KeLP decouples the learning from the prediction phase. Regarding PegasosLearningAlgorithm, the prediction function is common to other classification algorithms. Thus, it is possible to use the class BinaryLinearClassifier, which is already implemented in the platform. However, we need to add a new corresponding parameter, i.e., classifier. Thus, we need to add an empty constructor along with all the learning parameters associated with the corresponding getter and setter methods. These are required by the JSON serialization/deserialization mechanism. The learning parameters of Pegasos are the regularization coefficient lambda, the number of iterations T and the number of examples k exploited during each mini-batch iteration.

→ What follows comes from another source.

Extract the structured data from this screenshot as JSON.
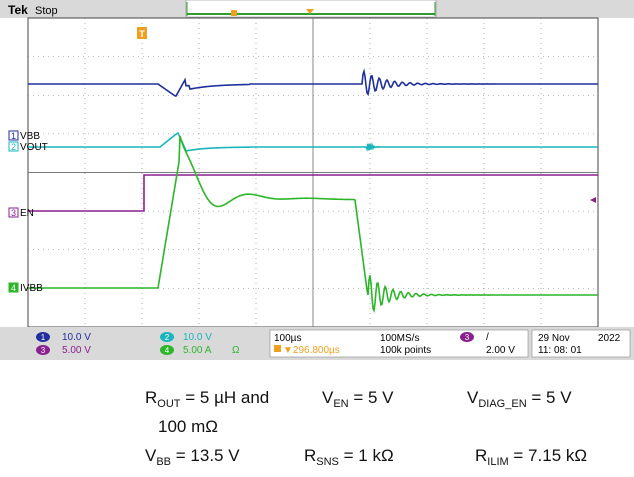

According to the selected interfaces some specific methods have to be implemented. As any LinearMethod we need to implement setRepresentation and getRepresentation which refer to the String identifier for the specific Representation object the algorithm must exploit. Obviously a corresponding parameter must created, i.e., representation

As any BinaryLearningAlgorithm we need to implement getLabel and setLabel which refer to the Label that must considered as positive class. Obviously a corresponding parameter must created, i.e. label. Moreover, to be compliant with the LearningAlgorithm interface, the methods getLabels and setLabels must be implemented. For the special case of BinaryLearningAlgorithm they must operate on a single entry List:

Finally, as any ClassificationLearningAlgorithm we need to implement:

  • getPredictionFunction: the proper prediction function must be returned, in this case the classifier object. It is a good practice to specialize the returning type, i.e., the method must return a BinaryLinearClassifier instead of a generic Classifier;
  • duplicate: the instance of an algorithm must be created and returned, copying all the learning parameters (the state variables must not be set to their default value). It is a good practice to specialize the returning type, i.e., the method must return a PegasosLearningAlgorithm instead of a generic LearningAlgorithm;
  • reset: it forces the algorithm to it default state, forgetting the learning process already conducted;
  • learn: this method must implement the learning process of Pegasos.


References

S. Shalev-Shwartz, Y. Singer, and N. Srebro. Pegasos: Primal estimated sub–gradient solver for SVM. In Proceedings of the International Conference on Machine Learning, 2007.